Rubini legge Michelangelo. L’attore racconta la Pietà nel cuore di Firenze – .

Rubini legge Michelangelo. L’attore racconta la Pietà nel cuore di Firenze – .
Rubini legge Michelangelo. L’attore racconta la Pietà nel cuore di Firenze – .

Ciò che fu per Leonardo il misterioso ritratto della Gioconda, la Pietà Bandini lo fu, in un certo senso, per Michelangelo. Cosa voleva comunicare il Buonarroti? Perché si dedicò fino in fondo e con tanta tenacia a quest’opera, che tra l’altro nessuno gli aveva commissionato, lasciandola interrotta? E perché ha scelto di collocare il suo autoritratto in questo soggetto sacro che rappresenta la deposizione di Cristo dalla croce o nel sepolcro? Sergio Rubini immergerà il pubblico nell’affascinante storia di questo capolavoro, una delle ultime opere di Michelangelo, e darà voce a “Pietà. La notte di Michelangelo” nel Duomo di Firenze venerdì 14, alle 21.00. Una lettura, accompagnata da immagini, che l’Opera di Santa Maria del Fiore, Toscana Oggi e Radio Toscana offrono in omaggio al cardinale Giuseppe Betori, in segno di gratitudine per i suoi sedici anni alla guida della Chiesa fiorentina. L’ingresso è gratuito ed è già possibile prenotarsi sul sito www.duomo.firenze.it.
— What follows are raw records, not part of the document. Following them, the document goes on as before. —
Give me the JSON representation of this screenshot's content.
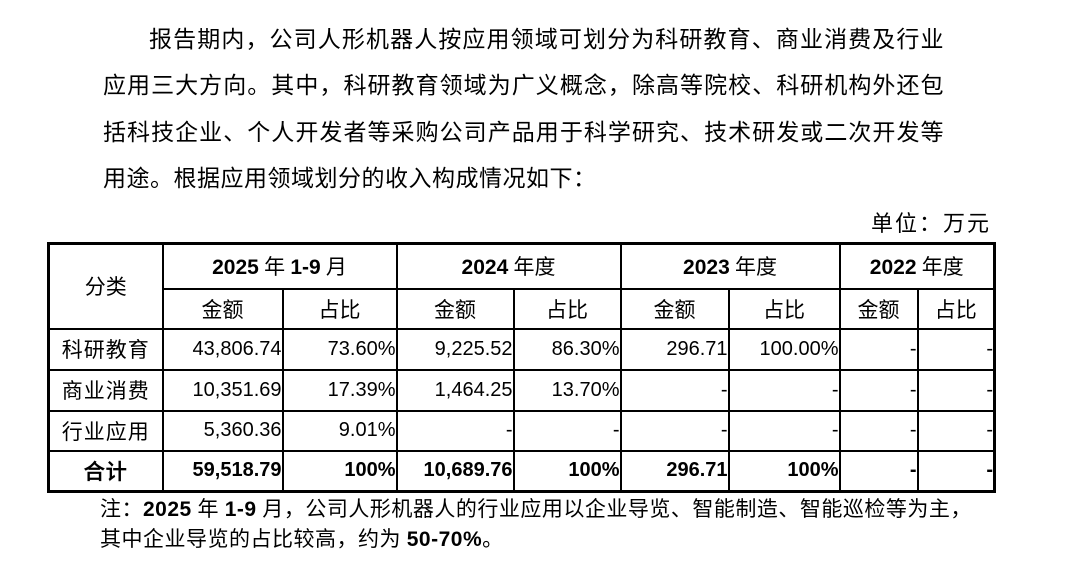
{
  "paragraph": {
    "line1": "报告期内，公司人形机器人按应用领域可划分为科研教育、商业消费及行业",
    "line2": "应用三大方向。其中，科研教育领域为广义概念，除高等院校、科研机构外还包",
    "line3": "括科技企业、个人开发者等采购公司产品用于科学研究、技术研发或二次开发等",
    "line4": "用途。根据应用领域划分的收入构成情况如下："
  },
  "unit_label": "单位：万元",
  "table": {
    "category_header": "分类",
    "periods": [
      "2025 年 1-9 月",
      "2024 年度",
      "2023 年度",
      "2022 年度"
    ],
    "sub_headers": {
      "amount": "金额",
      "ratio": "占比"
    },
    "rows": [
      {
        "category": "科研教育",
        "cells": [
          "43,806.74",
          "73.60%",
          "9,225.52",
          "86.30%",
          "296.71",
          "100.00%",
          "-",
          "-"
        ]
      },
      {
        "category": "商业消费",
        "cells": [
          "10,351.69",
          "17.39%",
          "1,464.25",
          "13.70%",
          "-",
          "-",
          "-",
          "-"
        ]
      },
      {
        "category": "行业应用",
        "cells": [
          "5,360.36",
          "9.01%",
          "-",
          "-",
          "-",
          "-",
          "-",
          "-"
        ]
      }
    ],
    "total_row": {
      "category": "合计",
      "cells": [
        "59,518.79",
        "100%",
        "10,689.76",
        "100%",
        "296.71",
        "100%",
        "-",
        "-"
      ]
    }
  },
  "note": {
    "line1": "注：2025 年 1-9 月，公司人形机器人的行业应用以企业导览、智能制造、智能巡检等为主，",
    "line2": "其中企业导览的占比较高，约为 50-70%。"
  }
}
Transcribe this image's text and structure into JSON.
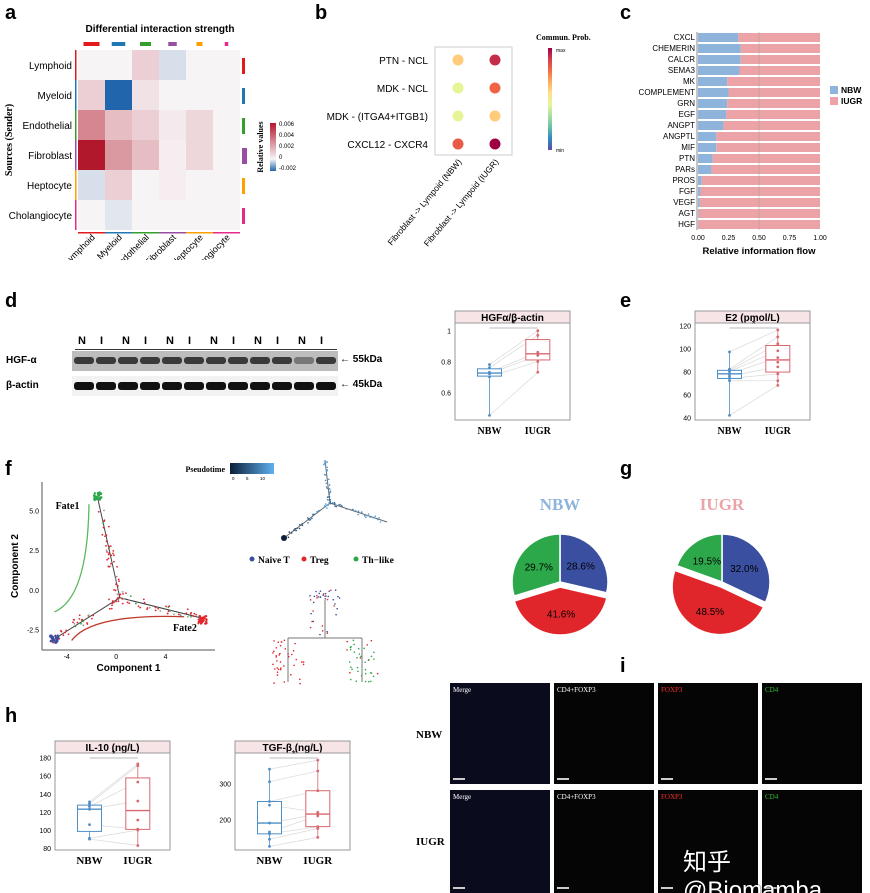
{
  "panels": {
    "a": "a",
    "b": "b",
    "c": "c",
    "d": "d",
    "e": "e",
    "f": "f",
    "g": "g",
    "h": "h",
    "i": "i"
  },
  "chart_data": [
    {
      "id": "a",
      "type": "heatmap",
      "title": "Differential interaction strength",
      "ylabel": "Sources (Sender)",
      "rows": [
        "Lymphoid",
        "Myeloid",
        "Endothelial",
        "Fibroblast",
        "Heptocyte",
        "Cholangiocyte"
      ],
      "cols": [
        "Lymphoid",
        "Myeloid",
        "Endothelial",
        "Fibroblast",
        "Heptocyte",
        "Cholangiocyte"
      ],
      "values": [
        [
          0,
          0,
          0.001,
          -0.0003,
          0,
          0
        ],
        [
          0.001,
          -0.002,
          0.0005,
          0,
          0,
          0
        ],
        [
          0.003,
          0.0015,
          0.001,
          0.0003,
          0.0008,
          0
        ],
        [
          0.006,
          0.0025,
          0.0015,
          0.0002,
          0.0008,
          0
        ],
        [
          -0.0003,
          0.001,
          0,
          0.0002,
          0,
          0
        ],
        [
          0,
          -0.0002,
          0,
          0,
          0,
          0
        ]
      ],
      "group_colors": [
        "#e31a1c",
        "#1f78b4",
        "#33a02c",
        "#984ea3",
        "#ff9f00",
        "#e7298a"
      ],
      "legend_title": "Relative values",
      "legend_ticks": [
        "0.006",
        "0.004",
        "0.002",
        "0",
        "-0.002"
      ],
      "range": [
        -0.002,
        0.006
      ]
    },
    {
      "id": "b",
      "type": "scatter",
      "rows": [
        "PTN - NCL",
        "MDK - NCL",
        "MDK - (ITGA4+ITGB1)",
        "CXCL12 - CXCR4"
      ],
      "cols": [
        "Fibroblast -> Lympoid (NBW)",
        "Fibroblast -> Lympoid (IUGR)"
      ],
      "values": [
        [
          0.6,
          0.92
        ],
        [
          0.45,
          0.8
        ],
        [
          0.45,
          0.6
        ],
        [
          0.82,
          1.0
        ]
      ],
      "legend_title": "Commun. Prob.",
      "legend_max": "max",
      "legend_min": "min"
    },
    {
      "id": "c",
      "type": "bar",
      "stacked": true,
      "orientation": "horizontal",
      "xlabel": "Relative information flow",
      "categories": [
        "CXCL",
        "CHEMERIN",
        "CALCR",
        "SEMA3",
        "MK",
        "COMPLEMENT",
        "GRN",
        "EGF",
        "ANGPT",
        "ANGPTL",
        "MIF",
        "PTN",
        "PARs",
        "PROS",
        "FGF",
        "VEGF",
        "AGT",
        "HGF"
      ],
      "series": [
        {
          "name": "NBW",
          "color": "#8fb4dc",
          "values": [
            0.33,
            0.35,
            0.35,
            0.34,
            0.24,
            0.25,
            0.24,
            0.23,
            0.21,
            0.15,
            0.15,
            0.12,
            0.11,
            0.03,
            0.02,
            0.015,
            0.005,
            0.003
          ]
        },
        {
          "name": "IUGR",
          "color": "#eba3a8",
          "values": [
            0.67,
            0.65,
            0.65,
            0.66,
            0.76,
            0.75,
            0.76,
            0.77,
            0.79,
            0.85,
            0.85,
            0.88,
            0.89,
            0.97,
            0.98,
            0.985,
            0.995,
            0.997
          ]
        }
      ],
      "xticks": [
        "0.00",
        "0.25",
        "0.50",
        "0.75",
        "1.00"
      ],
      "xlim": [
        0,
        1
      ],
      "legend": "right"
    },
    {
      "id": "d",
      "type": "box",
      "title": "HGFα/β-actin",
      "categories": [
        "NBW",
        "IUGR"
      ],
      "ylim": [
        0.42,
        1.05
      ],
      "yticks": [
        0.6,
        0.8,
        1.0
      ],
      "points": [
        [
          0.45,
          0.7,
          0.72,
          0.73,
          0.76,
          0.78
        ],
        [
          0.73,
          0.8,
          0.84,
          0.86,
          0.97,
          1.0
        ]
      ],
      "significance": "*"
    },
    {
      "id": "e",
      "type": "box",
      "title": "E2 (pmol/L)",
      "categories": [
        "NBW",
        "IUGR"
      ],
      "ylim": [
        38,
        122
      ],
      "yticks": [
        40,
        60,
        80,
        100,
        120
      ],
      "points": [
        [
          42,
          72,
          74,
          76,
          78,
          80,
          81,
          82,
          97
        ],
        [
          68,
          72,
          78,
          84,
          88,
          92,
          98,
          104,
          110,
          116
        ]
      ],
      "significance": "*"
    },
    {
      "id": "f",
      "type": "scatter",
      "xlabel": "Component 1",
      "ylabel": "Component 2",
      "xticks": [
        "-4",
        "0",
        "4"
      ],
      "yticks": [
        "-2.5",
        "0.0",
        "2.5",
        "5.0"
      ],
      "xlim": [
        -6,
        8
      ],
      "ylim": [
        -3.8,
        6.8
      ],
      "annotations": [
        "Fate1",
        "Fate2"
      ],
      "pseudotime_title": "Pseudotime",
      "pseudotime_ticks": [
        "0",
        "5",
        "10"
      ],
      "legend": [
        {
          "name": "Naive T",
          "color": "#3a4fa0"
        },
        {
          "name": "Treg",
          "color": "#e0262b"
        },
        {
          "name": "Th−like",
          "color": "#2ca84a"
        }
      ]
    },
    {
      "id": "g",
      "type": "pie",
      "pies": [
        {
          "name": "NBW",
          "title_color": "#8fb4dc",
          "slices": [
            {
              "label": "28.6%",
              "value": 28.6,
              "color": "#3a4fa0"
            },
            {
              "label": "41.6%",
              "value": 41.6,
              "color": "#e0262b"
            },
            {
              "label": "29.7%",
              "value": 29.7,
              "color": "#2ca84a"
            }
          ]
        },
        {
          "name": "IUGR",
          "title_color": "#eba3a8",
          "slices": [
            {
              "label": "32.0%",
              "value": 32.0,
              "color": "#3a4fa0"
            },
            {
              "label": "48.5%",
              "value": 48.5,
              "color": "#e0262b"
            },
            {
              "label": "19.5%",
              "value": 19.5,
              "color": "#2ca84a"
            }
          ]
        }
      ]
    },
    {
      "id": "h1",
      "type": "box",
      "title": "IL-10 (ng/L)",
      "categories": [
        "NBW",
        "IUGR"
      ],
      "ylim": [
        78,
        185
      ],
      "yticks": [
        80,
        100,
        120,
        140,
        160,
        180
      ],
      "points": [
        [
          90,
          91,
          106,
          123,
          126,
          129,
          131
        ],
        [
          83,
          100,
          101,
          111,
          132,
          153,
          171,
          173
        ]
      ],
      "significance": "*"
    },
    {
      "id": "h2",
      "type": "box",
      "title": "TGF-β (ng/L)",
      "categories": [
        "NBW",
        "IUGR"
      ],
      "ylim": [
        115,
        385
      ],
      "yticks": [
        200,
        300
      ],
      "points": [
        [
          125,
          145,
          160,
          165,
          190,
          240,
          250,
          305,
          340
        ],
        [
          150,
          175,
          180,
          210,
          215,
          220,
          280,
          335,
          365
        ]
      ],
      "significance": "*"
    }
  ],
  "blot": {
    "lanes": [
      "N",
      "I",
      "N",
      "I",
      "N",
      "I",
      "N",
      "I",
      "N",
      "I",
      "N",
      "I"
    ],
    "rows": [
      {
        "label": "HGF-α",
        "size": "← 55kDa"
      },
      {
        "label": "β-actin",
        "size": "← 45kDa"
      }
    ]
  },
  "micro": {
    "rows": [
      "NBW",
      "IUGR"
    ],
    "cols": [
      {
        "label": "Merge",
        "color": "#ffffff"
      },
      {
        "label": "CD4+FOXP3",
        "color": "#ffffff"
      },
      {
        "label": "FOXP3",
        "color": "#ff3030"
      },
      {
        "label": "CD4",
        "color": "#30c030"
      }
    ]
  },
  "watermark": "知乎 @Biomamba"
}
Il testo, scritto da Riccardo Bigi, racconta la notte in cui Michelangelo, anziano e malato, lavorò nella sua casa romana alla Pietà oggi conservata al Museo dell’Opera del Duomo. Il testo racconta anche l’animo di Michelangelo, la profonda religiosità che pervade le sue opere, offrendo una riflessione sui temi della pietà divina e della pietà umana, della salvezza e del perdono. La Pietà Bandini è una delle opere che meglio rappresenta l’umanesimo cristiano. Per questo è stato scelto tra i simboli del convegno nazionale della Chiesa italiana che nel 2015 ha portato Papa Francesco a Firenze, e che aveva il titolo “In Gesù Cristo il nuovo umanesimo”. Da qui è nata l’idea di proporre questa lettura come omaggio al cardinale Betori.
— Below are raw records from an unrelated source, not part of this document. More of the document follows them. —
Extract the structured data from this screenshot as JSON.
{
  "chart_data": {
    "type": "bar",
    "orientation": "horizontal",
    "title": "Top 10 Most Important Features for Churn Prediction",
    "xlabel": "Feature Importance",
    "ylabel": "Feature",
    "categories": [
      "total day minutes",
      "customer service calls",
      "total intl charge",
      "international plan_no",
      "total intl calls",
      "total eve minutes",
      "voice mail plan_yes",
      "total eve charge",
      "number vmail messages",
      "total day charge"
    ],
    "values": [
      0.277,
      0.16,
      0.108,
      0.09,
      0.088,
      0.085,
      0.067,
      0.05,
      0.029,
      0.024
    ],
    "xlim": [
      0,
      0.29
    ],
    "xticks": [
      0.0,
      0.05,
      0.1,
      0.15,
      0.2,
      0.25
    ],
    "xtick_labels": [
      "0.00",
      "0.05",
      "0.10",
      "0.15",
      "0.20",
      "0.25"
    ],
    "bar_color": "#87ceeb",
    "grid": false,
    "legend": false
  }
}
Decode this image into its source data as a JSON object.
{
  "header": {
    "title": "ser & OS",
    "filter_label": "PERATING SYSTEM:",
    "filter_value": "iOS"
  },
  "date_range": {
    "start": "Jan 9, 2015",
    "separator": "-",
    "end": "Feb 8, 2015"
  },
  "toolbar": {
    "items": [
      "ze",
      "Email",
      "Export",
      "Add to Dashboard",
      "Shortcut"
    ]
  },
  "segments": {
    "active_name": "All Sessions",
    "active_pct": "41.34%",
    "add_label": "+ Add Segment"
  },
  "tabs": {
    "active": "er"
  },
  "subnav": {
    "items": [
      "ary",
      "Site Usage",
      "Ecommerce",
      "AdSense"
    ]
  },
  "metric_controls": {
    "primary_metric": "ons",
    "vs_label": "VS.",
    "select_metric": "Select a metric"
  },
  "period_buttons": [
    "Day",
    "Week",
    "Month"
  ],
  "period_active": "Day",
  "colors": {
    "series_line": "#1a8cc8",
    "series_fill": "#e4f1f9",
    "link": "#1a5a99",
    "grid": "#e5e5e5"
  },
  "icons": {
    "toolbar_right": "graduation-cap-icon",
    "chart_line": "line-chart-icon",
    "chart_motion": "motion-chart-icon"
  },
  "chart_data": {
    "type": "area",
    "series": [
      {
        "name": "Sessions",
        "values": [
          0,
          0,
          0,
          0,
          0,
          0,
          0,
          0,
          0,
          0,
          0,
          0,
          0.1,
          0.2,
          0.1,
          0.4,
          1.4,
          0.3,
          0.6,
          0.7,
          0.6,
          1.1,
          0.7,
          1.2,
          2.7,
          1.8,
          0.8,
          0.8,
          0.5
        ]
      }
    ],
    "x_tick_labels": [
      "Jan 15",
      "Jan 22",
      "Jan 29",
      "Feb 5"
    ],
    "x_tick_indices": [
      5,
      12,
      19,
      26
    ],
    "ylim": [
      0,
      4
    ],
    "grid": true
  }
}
Poche opere d’arte sono capaci come la Pietà Bandini di raccontare una storia così affascinante. Infatti, quando ammiriamo questo gigantesco gruppo marmoreo, approdato dopo alterne vicende a Firenze nel museo dell’Opera di Santa Maria del Fiore, non vediamo solo l’incredibile bellezza che la mano di Michelangelo seppe ricavare dalla pietra. Contempliamo anche quella verità che l’artista, ormai vecchio e sofferente, credeva di aver raggiunto, in mezzo a mille tormenti, e che voleva trasmettere. Di tutto questo parlerà Sergio Rubini, uno degli attori e registi più apprezzati.

Michelangelo aveva già più di settant’anni quando iniziò a scolpire questo blocco di marmo, monumento per la propria sepoltura, realizzandolo tra il 1547 e il 1555 circa. Il soggetto è semplice: una rivisitazione della Pietà che aveva già scolpito molti anni prima , poco più che ventenne. Era stata l’opera a renderlo famoso. Ma ora alle figure di Cristo e di Maria aggiunge la Maddalena e un vecchio barbuto, che gli interpreti ci dicono essere Nicodemo, uno degli uomini che deposero Cristo dalla croce. Michelangelo gli attribuisce le sue fattezze. L’opera appartenne per un certo periodo alla famiglia Bandini di Roma, finché fu acquistata dal granduca Cosimo III de’ Medici nel 1671. Collocata inizialmente in San Lorenzo, nel 1722 fu trasferita nella Cattedrale, in fondo alla sala principale. altare, per poi essere collocato nel 1933 nella cappella di Sant’Andrea. Dal 1981 si trova nel Museo dell’Opera.